The South African Truth and Reconciliation Commission (SATRC) was operatively established in 1996 and operated in public for about two and a half years. Its aim was to disclose the truth about the past, reconcile the people and prevent the Apartheid past from happening again. When the Commission handed in the preliminary Final Report in October 1999, it had not accomplished the tasks set forth. Still, thousands of South Africans have not been given the support they were promised upon referred to the Commission. This thesis focuses mainly on two cases extracted from the public hearings run by the Amnesty Committee of the SATRC in Cape Town 1997, and on one case from a workshop which I took part in early 1998, in Stellenbosch outside Cape Town. Thematically I have centred on two topics: memory and narratives. In extending this thematic field I further focus on the concepts of truth, intersubjectivity, conflict and transformation.
By revealing the material from the hearings and the workshop I make explicit that the non-arbitrary narratives voiced in these intersubjective arenas aid the negotiation and recreation of memories and challenge the recorded (hi)story of South Africa.
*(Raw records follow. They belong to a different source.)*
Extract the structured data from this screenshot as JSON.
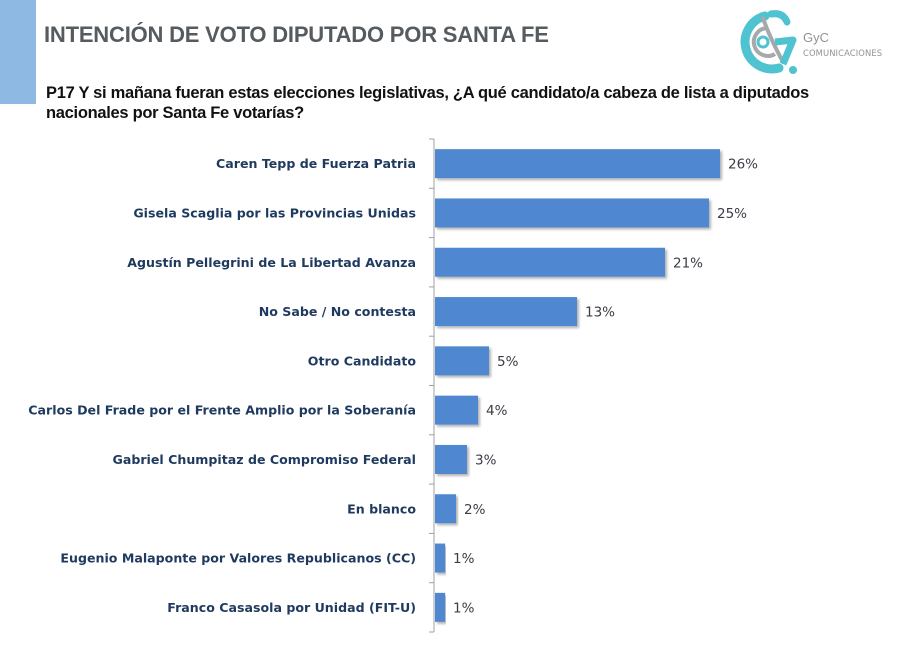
{
  "header": {
    "title": "INTENCIÓN DE VOTO DIPUTADO POR SANTA FE",
    "accent_color": "#8DB9E3"
  },
  "logo": {
    "name": "GyC",
    "subtitle": "COMUNICACIONES",
    "primary_color": "#4FC3CF",
    "secondary_color": "#A6A8AB"
  },
  "question": {
    "text": "P17 Y si mañana fueran estas elecciones legislativas, ¿A qué candidato/a cabeza de lista a diputados nacionales por Santa Fe votarías?"
  },
  "chart_data": {
    "type": "bar",
    "orientation": "horizontal",
    "title": "P17 Y si mañana fueran estas elecciones legislativas, ¿A qué candidato/a cabeza de lista a diputados nacionales por Santa Fe votarías?",
    "xlabel": "",
    "ylabel": "",
    "xlim": [
      0,
      26
    ],
    "grid": false,
    "bar_color": "#4F88D0",
    "categories": [
      "Caren Tepp de Fuerza Patria",
      "Gisela Scaglia por las Provincias Unidas",
      "Agustín Pellegrini de La Libertad Avanza",
      "No Sabe / No contesta",
      "Otro Candidato",
      "Carlos Del Frade por el Frente Amplio por la Soberanía",
      "Gabriel Chumpitaz de Compromiso Federal",
      "En blanco",
      "Eugenio Malaponte por Valores Republicanos (CC)",
      "Franco Casasola por Unidad (FIT-U)"
    ],
    "values": [
      26,
      25,
      21,
      13,
      5,
      4,
      3,
      2,
      1,
      1
    ],
    "value_labels": [
      "26%",
      "25%",
      "21%",
      "13%",
      "5%",
      "4%",
      "3%",
      "2%",
      "1%",
      "1%"
    ]
  }
}
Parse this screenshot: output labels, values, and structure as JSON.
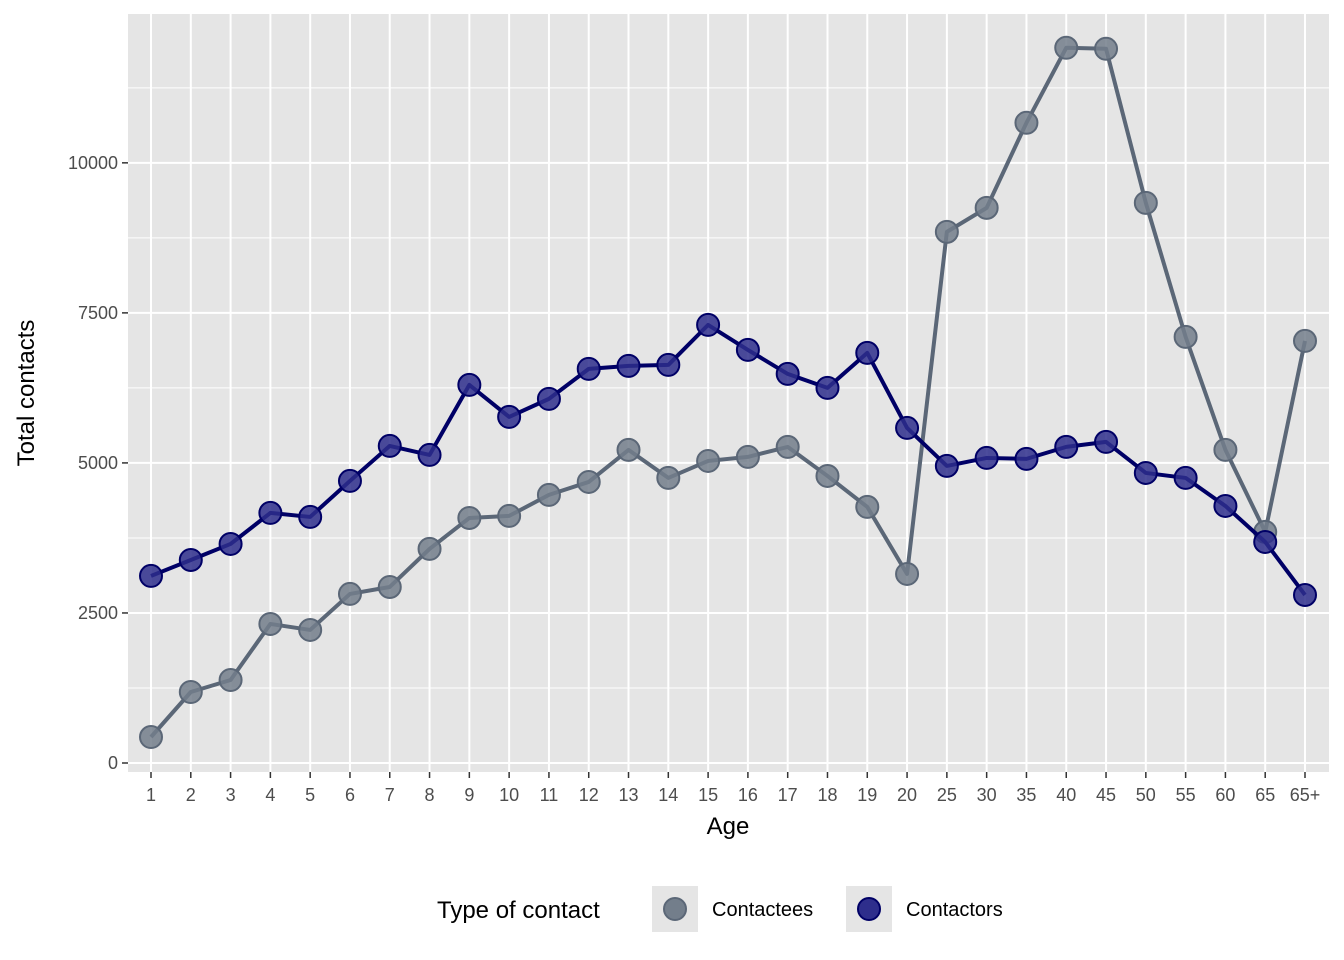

The latter necessitates a re-writing of the Master narrative of the country, and the former involves the individual subject to connect to the present and reclaim the narrative voice. Due to the segregating former regime and its constitutional rules of excluding and violating conduct, the people of the country re-experiences the traumatic past as it is compellingly opened on the stage of the SATRC. Hence, traumatic memories saturate the communicative fields and pain returns to the victimized individual. This is more than the Commission can practically manage and it is visible that reconciliation, or forgiveness even, are acts it cannot facilitate. There are moments of truth and reconciliation within the Commissioned sphere, but judged by its goals the SATRC cannot be said to have been successful.
The individual has to turn to other forums in order to heal traumatic memories, and the workshop case exemplifies a socially intimate "healing of memories" project. In this context the Self is acknowledged and the internal "thou" may surface in a secure intersubjective field. The contrast to the public SATRC with all its recording equipment and staged performances is striking. As the Commission cannot enter the private sphere of the workshop, the individual cannot experience her/his uniqueness during the broadcasted public hearing, except very infrequent, I argue. However, the Commission has instigated a commemorative project of paramount importance and for which it will be remembered.